Dirigió sus pies a Delfos no tanto para el culto de Apolo como para la iluminación de sus sacerdotes. Allí vio a la joven sacerdotisa Teoclia, quien inmediatamente sintió la presencia del Iniciado. La científica permaneció en Delfos durante todo un año y solo después de que los sacerdotes fueron iniciados en todos los secretos de las enseñanzas ocultas, y Theoclia estaba lista para su misión, fue a Croton, una ciudad floreciente en el sur de Italia, la antigua colonia de Grecia.

Allí iba a aplicar las ciencias esotéricas en la educación de la juventud y la vida del estado. Llamó a los jóvenes al templo de Apolo y a las muchachas al templo de Juno. El Instituto de los Pitagóricos también se creó en Croton, que era a la vez una academia de ciencias y una facultad de educación ética, y una comunidad ejemplar. Bajo la guía del gran Iniciado, los estudiantes de esta institución lograron armonía de alma e intelecto con el Universo.

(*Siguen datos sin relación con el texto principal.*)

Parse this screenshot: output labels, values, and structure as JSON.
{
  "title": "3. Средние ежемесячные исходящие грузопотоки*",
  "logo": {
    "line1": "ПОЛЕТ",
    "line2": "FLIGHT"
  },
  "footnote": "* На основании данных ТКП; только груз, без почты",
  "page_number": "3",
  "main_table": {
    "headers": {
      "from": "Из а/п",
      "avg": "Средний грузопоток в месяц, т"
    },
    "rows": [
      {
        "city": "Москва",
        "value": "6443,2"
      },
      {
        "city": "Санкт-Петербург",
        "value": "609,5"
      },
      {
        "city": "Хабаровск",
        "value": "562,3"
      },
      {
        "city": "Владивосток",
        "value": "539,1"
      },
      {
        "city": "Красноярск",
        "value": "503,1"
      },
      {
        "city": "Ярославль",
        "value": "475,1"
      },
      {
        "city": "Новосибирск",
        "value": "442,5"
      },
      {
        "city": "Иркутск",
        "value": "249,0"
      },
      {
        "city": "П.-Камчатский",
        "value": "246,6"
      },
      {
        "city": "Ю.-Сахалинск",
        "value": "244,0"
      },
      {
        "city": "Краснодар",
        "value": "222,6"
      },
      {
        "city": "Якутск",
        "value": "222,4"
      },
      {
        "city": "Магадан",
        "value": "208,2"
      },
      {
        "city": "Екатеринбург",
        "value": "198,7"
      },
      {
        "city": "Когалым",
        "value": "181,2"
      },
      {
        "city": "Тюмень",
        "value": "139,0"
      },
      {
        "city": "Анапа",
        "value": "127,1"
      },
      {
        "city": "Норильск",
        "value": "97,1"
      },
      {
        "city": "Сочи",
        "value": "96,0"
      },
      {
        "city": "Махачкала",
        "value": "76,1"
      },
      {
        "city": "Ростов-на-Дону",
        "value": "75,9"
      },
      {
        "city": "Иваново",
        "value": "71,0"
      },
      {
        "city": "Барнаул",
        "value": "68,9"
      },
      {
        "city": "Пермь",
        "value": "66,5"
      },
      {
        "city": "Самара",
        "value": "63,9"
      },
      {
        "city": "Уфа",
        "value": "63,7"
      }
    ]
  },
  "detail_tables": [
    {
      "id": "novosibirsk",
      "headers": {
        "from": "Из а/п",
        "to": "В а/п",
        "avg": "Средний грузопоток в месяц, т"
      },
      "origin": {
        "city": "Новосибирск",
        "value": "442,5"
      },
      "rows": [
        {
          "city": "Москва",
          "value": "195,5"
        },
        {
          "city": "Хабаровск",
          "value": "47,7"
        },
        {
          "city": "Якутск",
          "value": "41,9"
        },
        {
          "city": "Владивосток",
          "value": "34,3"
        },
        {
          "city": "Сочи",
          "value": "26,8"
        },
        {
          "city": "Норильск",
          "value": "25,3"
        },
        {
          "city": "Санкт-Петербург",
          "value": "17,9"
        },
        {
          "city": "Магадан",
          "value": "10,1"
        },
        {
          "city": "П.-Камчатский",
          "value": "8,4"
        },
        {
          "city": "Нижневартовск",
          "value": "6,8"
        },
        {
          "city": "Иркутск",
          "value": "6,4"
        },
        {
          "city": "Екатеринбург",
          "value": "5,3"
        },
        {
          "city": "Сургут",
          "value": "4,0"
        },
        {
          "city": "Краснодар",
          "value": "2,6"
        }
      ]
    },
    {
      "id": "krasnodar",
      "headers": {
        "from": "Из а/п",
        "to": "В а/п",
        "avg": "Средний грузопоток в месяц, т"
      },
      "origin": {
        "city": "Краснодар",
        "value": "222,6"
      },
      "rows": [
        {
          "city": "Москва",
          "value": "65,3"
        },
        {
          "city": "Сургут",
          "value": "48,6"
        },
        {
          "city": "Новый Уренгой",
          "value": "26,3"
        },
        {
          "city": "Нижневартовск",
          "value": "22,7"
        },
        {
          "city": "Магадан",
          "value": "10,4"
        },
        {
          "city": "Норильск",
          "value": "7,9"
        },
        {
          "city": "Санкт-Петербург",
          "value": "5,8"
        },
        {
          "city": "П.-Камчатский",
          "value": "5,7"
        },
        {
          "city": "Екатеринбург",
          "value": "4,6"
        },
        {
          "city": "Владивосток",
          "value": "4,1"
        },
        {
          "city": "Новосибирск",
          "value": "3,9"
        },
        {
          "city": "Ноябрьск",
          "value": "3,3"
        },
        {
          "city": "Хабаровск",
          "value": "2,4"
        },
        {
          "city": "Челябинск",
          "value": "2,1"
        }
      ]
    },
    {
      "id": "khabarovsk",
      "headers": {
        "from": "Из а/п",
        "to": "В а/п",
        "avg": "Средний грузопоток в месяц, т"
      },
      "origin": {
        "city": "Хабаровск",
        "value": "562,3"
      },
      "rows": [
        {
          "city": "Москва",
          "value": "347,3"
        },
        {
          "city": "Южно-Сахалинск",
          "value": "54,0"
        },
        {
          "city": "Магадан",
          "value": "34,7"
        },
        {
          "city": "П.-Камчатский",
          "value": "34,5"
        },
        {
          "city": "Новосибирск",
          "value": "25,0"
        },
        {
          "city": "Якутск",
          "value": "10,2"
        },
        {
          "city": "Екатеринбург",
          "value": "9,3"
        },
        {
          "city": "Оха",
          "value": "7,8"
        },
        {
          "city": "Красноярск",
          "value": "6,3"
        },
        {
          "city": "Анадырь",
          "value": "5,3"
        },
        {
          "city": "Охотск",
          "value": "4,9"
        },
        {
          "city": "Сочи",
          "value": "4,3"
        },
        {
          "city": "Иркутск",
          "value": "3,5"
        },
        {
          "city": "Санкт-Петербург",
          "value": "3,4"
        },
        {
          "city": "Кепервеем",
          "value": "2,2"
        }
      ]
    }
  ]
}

Una pequeña comunidad de unos pocos elegidos estaba alojada en un edificio blanco encaramado en una colina bajo la sombra de alcaparras y aceitunas. Los jóvenes que querían unirse a la comunidad tuvieron que pasar por una serie de pruebas. No todo el mundo podía soportar el ayuno, la soledad y el ridículo, por eso muchos, sin aprobar el examen de autocontrol, abandonaron la escuela de Pitágoras.

Pitágoras vivió en Croton durante 30 años. A los 60 años se casó con la joven belleza Feano. Sus hijos, dos hijos y una hija, siguieron los pasos de su padre. Pitágoras logró poner gobernantes basados ​​en conocimientos superiores a la cabeza del estado, formando el Consejo de los Trescientos (algo así como una Orden científica, política y religiosa, cuyo jefe era el propio Pitágoras). La Orden de Pitágoras existe desde hace 50 años.